In the context of our biosensor this means that DCM is capable of modulating expression of sfGFP through interaction through the PdcmA repressor DcmR.

Ultimately we can conclude that DCM acts to encourage expression of sfGFP through derepression: consistent with our double repression model.

Discussion:

The results displayed here demonstrate the repression nature of DcmR on PdcmA and PdcmR bidirectional promoter. The modulation by DCM on the PdcmA promoter we have observed offers a constructive route towards a Dichloromethane biosensor. In this way we are able to use a reporter gene downstream of PdcmA to respond to the concentration of DCM.
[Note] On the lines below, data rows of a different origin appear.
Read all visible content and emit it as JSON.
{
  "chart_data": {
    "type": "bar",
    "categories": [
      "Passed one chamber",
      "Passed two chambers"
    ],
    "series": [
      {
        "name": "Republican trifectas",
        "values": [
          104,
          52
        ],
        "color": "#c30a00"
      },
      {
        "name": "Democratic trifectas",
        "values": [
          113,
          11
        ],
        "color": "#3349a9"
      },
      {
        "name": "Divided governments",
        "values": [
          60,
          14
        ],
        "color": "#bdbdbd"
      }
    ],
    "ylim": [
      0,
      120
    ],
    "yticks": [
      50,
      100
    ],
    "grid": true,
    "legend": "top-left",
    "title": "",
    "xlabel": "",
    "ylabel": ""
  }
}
Additionally the nature of the bidirectional promoter offers a uniquely useful tool to molecular biologists. The relative stoichiometry of two genes inserted either side of the bidirectional promoter can be can be modulated through the addition of DcmR (BBa_K1446003 - Oxford iGEM). This can be utilised easily for investigations into the effect of protein stoichiometries between two interacting proteins.
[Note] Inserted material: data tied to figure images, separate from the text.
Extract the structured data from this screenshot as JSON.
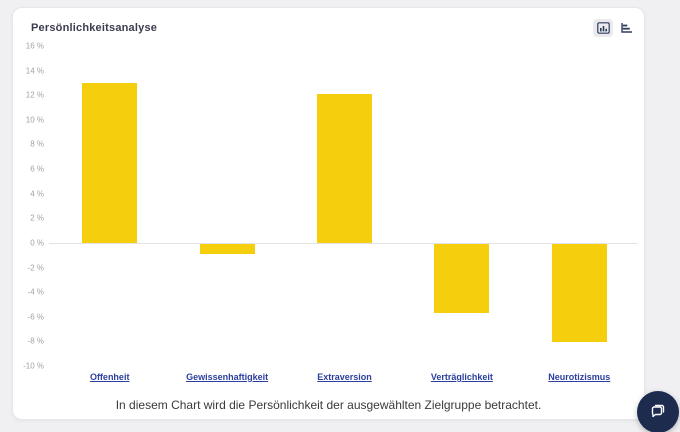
{
  "header": {
    "title": "Persönlichkeitsanalyse"
  },
  "toolbar": {
    "column_chart_toggle": "column-chart",
    "bar_chart_toggle": "bar-chart"
  },
  "chart_data": {
    "type": "bar",
    "title": "Persönlichkeitsanalyse",
    "categories": [
      "Offenheit",
      "Gewissenhaftigkeit",
      "Extraversion",
      "Verträglichkeit",
      "Neurotizismus"
    ],
    "values": [
      13,
      -0.8,
      12.1,
      -5.6,
      -8
    ],
    "xlabel": "",
    "ylabel": "",
    "ylim": [
      -10,
      16
    ],
    "yticks": [
      {
        "label": "16 %",
        "value": 16
      },
      {
        "label": "14 %",
        "value": 14
      },
      {
        "label": "12 %",
        "value": 12
      },
      {
        "label": "10 %",
        "value": 10
      },
      {
        "label": "8 %",
        "value": 8
      },
      {
        "label": "6 %",
        "value": 6
      },
      {
        "label": "4 %",
        "value": 4
      },
      {
        "label": "2 %",
        "value": 2
      },
      {
        "label": "0 %",
        "value": 0
      },
      {
        "label": "-2 %",
        "value": -2
      },
      {
        "label": "-4 %",
        "value": -4
      },
      {
        "label": "-6 %",
        "value": -6
      },
      {
        "label": "-8 %",
        "value": -8
      },
      {
        "label": "-10 %",
        "value": -10
      }
    ],
    "bar_color": "#f5cf0e",
    "category_link_color": "#2b3f9e",
    "grid": false,
    "zero_line": true,
    "legend": "none"
  },
  "caption": {
    "text": "In diesem Chart wird die Persönlichkeit der ausgewählten Zielgruppe betrachtet."
  }
}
For the bioremediation aspect of DCMation, we managed to achieve the following:

DCMA-sfGFP is expressed in E. coli

Figure 1
(A)A western blot showing the expression of a protein at 62 kDa (the calculated molecular weight of DCMA-sfGFP). The existence of some protein product at 0 mM IPTG suggests that the promoter is slightly ‘leaky’ and allows a basal expression level when no inducer is present.
(B) The image shows the expression of GFP under blue LED light in E. coli at various concentrations of the inducer IPTG. The graph quantifies the observed fluorescence, correcting for differences in optical density at 600 nm. Expression significantly increases with IPTG concentration as expected well above the basal level at 0 mM IPTG

Proteins can be targeted to microcompartments

Proteins can be inserted into the microcompartment when they have an N-terminal targeting sequence. In order to show that this targeting mechanism works for our constructs, we have constructed a plasmid with sfGFP fused to the N-terminal tag. When transforming this vector into E.coli along with the pUNI-ABTUNJK vector, we observed high-density fluorescence spots in those cells that expressed both the microcompartment and microcompartment-tagged sfGFP. This is shown in the image on the left, whereas the image on the right shows a control sample without the pUNI-ABTUNJK vector, thus expressing sfGFP evenly in the cell.
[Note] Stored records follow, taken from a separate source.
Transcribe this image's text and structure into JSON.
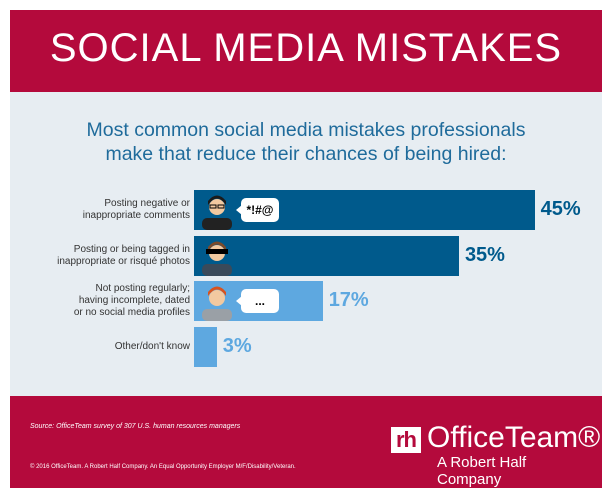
{
  "header": {
    "title": "SOCIAL MEDIA MISTAKES"
  },
  "subtitle": [
    "Most common social media mistakes professionals",
    "make that reduce their chances of being hired:"
  ],
  "chart_data": {
    "type": "bar",
    "orientation": "horizontal",
    "title": "Most common social media mistakes professionals make that reduce their chances of being hired:",
    "categories": [
      [
        "Posting negative or",
        "inappropriate comments"
      ],
      [
        "Posting or being tagged in",
        "inappropriate or risqué photos"
      ],
      [
        "Not posting regularly;",
        "having incomplete, dated",
        "or no social media profiles"
      ],
      [
        "Other/don't know"
      ]
    ],
    "values": [
      45,
      35,
      17,
      3
    ],
    "labels": [
      "45%",
      "35%",
      "17%",
      "3%"
    ],
    "unit": "%",
    "bubbles": [
      "*!#@",
      "",
      "...",
      ""
    ],
    "colors": [
      "#005a8c",
      "#005a8c",
      "#5ea8e0",
      "#5ea8e0"
    ],
    "grid": false
  },
  "footer": {
    "source": "Source: OfficeTeam survey of 307 U.S. human resources managers",
    "copyright": "© 2016 OfficeTeam. A Robert Half Company. An Equal Opportunity Employer M/F/Disability/Veteran.",
    "logo": {
      "mark": "rh",
      "name": "OfficeTeam®",
      "tagline": "A Robert Half Company"
    }
  }
}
The details for the experimental procedure can be found here.

1. Express ABTUNKJ in E. Coli
3. Proof of successful mechanism for targeting into microcompartments by fluorescence microscopy
4. Assay design - successful assay set-up

We also developed the following models:

1. Microcompartment Shape Model (see 'Predicting the microcompartment structure')
2. Prediction of number of enzymes per microcompartment (see 'Modelling the number of enzymes in a microcompartment')
3. Effect of microcompartments on collision rates (see 'Microcompartment rate of collision model')
4. Stochastic diffusion of formaldehyde within microcompartments (see 'Modelling the diffusion of formaldehyde inside the microcompartment')
5. Star-peptide model (see 'The Star-Peptide Model')

Realisation Results:

For the containment of our bacteria, we have managed to:

1. synthesise novel agarose beads that have a polymeric coating which limits DCM diffusion into the beads. This allows optimum degradation by the bioremediation bacteria, while physically containing the bacteria for safety reasons
2. verify the functioning of the biopolymeric beads by measuring diffusion using indigo dye 3. use computer-aided modelling to design a prototype of the DCMation system, and physically constructed this container
4. 3D print a cartridge to hold our biosensor bacteria, which can easily be replaced by the user
5. construct a prototype circuit that lights up when the photodiodes detect light emission from our biosensing bacteria that are contained in the cartridge. This lets the user have a simple yes/no response to whether the contents of the container are safe for disposal.